In recent years, Step-Down Tests (SDTs) are being increasingly used for diagnosing completions effectiveness in plug-and-perf (PnP) fracturing in unconventional wells. SDT is primarily used to quantify pressure drop related to perforation friction, near-wellbore tortuosity (NWBT), and to estimate perforation efficiency (PE) i.e. the fraction of active perforations at the end of a hydraulic fracturing treatment of a stage. In the industry, perforation efficiency is generally considered to be the yardstick for evolving limited entry designs and perforating strategies. In a typical SDT, the injection flowrate is reduced in 3 to 4 abrupt steps, each of duration long enough for the rate and pressure to stabilize, to enable interpretation of the rate and pressure response. However, simple as it may appear to be, the interpretation of SDT as a stand-alone diagnostic test has several assumptions and inherent non-uniqueness that are often ignored. This paper presents integrated data, diagnostics, and analysis from multiple completion types across multiple basins that demonstrates the methodology and uncertainties associated with SDT analysis.

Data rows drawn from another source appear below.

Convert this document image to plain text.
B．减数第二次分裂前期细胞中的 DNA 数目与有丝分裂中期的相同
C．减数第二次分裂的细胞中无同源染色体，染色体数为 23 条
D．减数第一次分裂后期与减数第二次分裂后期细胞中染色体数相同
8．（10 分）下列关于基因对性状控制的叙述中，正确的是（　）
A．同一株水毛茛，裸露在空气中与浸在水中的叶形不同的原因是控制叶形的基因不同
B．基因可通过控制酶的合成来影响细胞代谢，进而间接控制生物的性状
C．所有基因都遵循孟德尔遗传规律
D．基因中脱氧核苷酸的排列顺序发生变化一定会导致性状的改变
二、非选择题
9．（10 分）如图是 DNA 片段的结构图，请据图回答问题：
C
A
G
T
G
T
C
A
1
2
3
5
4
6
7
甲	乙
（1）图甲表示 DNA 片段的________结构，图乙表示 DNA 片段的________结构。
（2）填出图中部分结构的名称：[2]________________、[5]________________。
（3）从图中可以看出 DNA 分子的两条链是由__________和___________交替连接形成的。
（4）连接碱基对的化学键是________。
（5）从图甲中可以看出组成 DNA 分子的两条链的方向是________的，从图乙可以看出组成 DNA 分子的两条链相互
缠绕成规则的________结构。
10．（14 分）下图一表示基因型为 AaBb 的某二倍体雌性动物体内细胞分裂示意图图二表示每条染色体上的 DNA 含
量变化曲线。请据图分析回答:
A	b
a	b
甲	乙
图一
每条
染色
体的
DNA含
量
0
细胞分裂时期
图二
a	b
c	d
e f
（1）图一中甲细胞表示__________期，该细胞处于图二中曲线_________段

In this paper, the SDT methodology was applied to 2 wells with different completion styles, and the interpretation was supplemented with fiber optics and bottomhole pressure gauges (BHPG). In the first well, SDTs were conducted on multiple stages of a cemented single-point entry (CSPE) sleeve completion that had well-defined, erosion-resistant openings to reduce uncertainties in the “perforation” pressure drop solution. In the second example, SDTs were conducted on multiple stages of a PnP well. Each PnP stage had two SDTs – one was conducted post pad but before proppant and another at the end of entire treatment, both with clean fluids.
The authors have highlighted the uncertainties with traditional SDTs and the need for integration with additional diagnostics. The analysis shows that the exponent of flowrate commonly used to quantify pressure drop associated with NWBT is largely uncertain. It also demonstrates the non-uniqueness of the SDT interpretation, and that a range of perforation diameters and a / the number of active perforations can match the SDT unless constrained with fiber optics data and perforation imaging data. The interpretation with constant perforation diameter is found to generally overestimate the PE. The SDTs before and after proppant slurry placement, if correctly interpreted, show an increase in perforation diameter with a reduction in PE post proppant placement. This paper demonstrates that without constraints on either eroded perforation diameter or on a / the number of active perforations, the interpretation of SDT is non-unique.
Distributed Acoustic Sensing (DAS) and Distributed Temperature Sensing (DTS) analysis also illustrates the variable and non-unique tortuosity, and/or complex stimulation domain architecture, in the near-wellbore region. It is therefore recommended that SDTs be interpreted with consideration of the inherent complexities and uncertainties, and preferably supplemented either with perforation imaging or DAS and DTS data for more accurate analysis.
To summarize, accurate interpretation of SDTs requires an interdisciplinary diagnostics approach, which is critical for optimization of limited entry designs.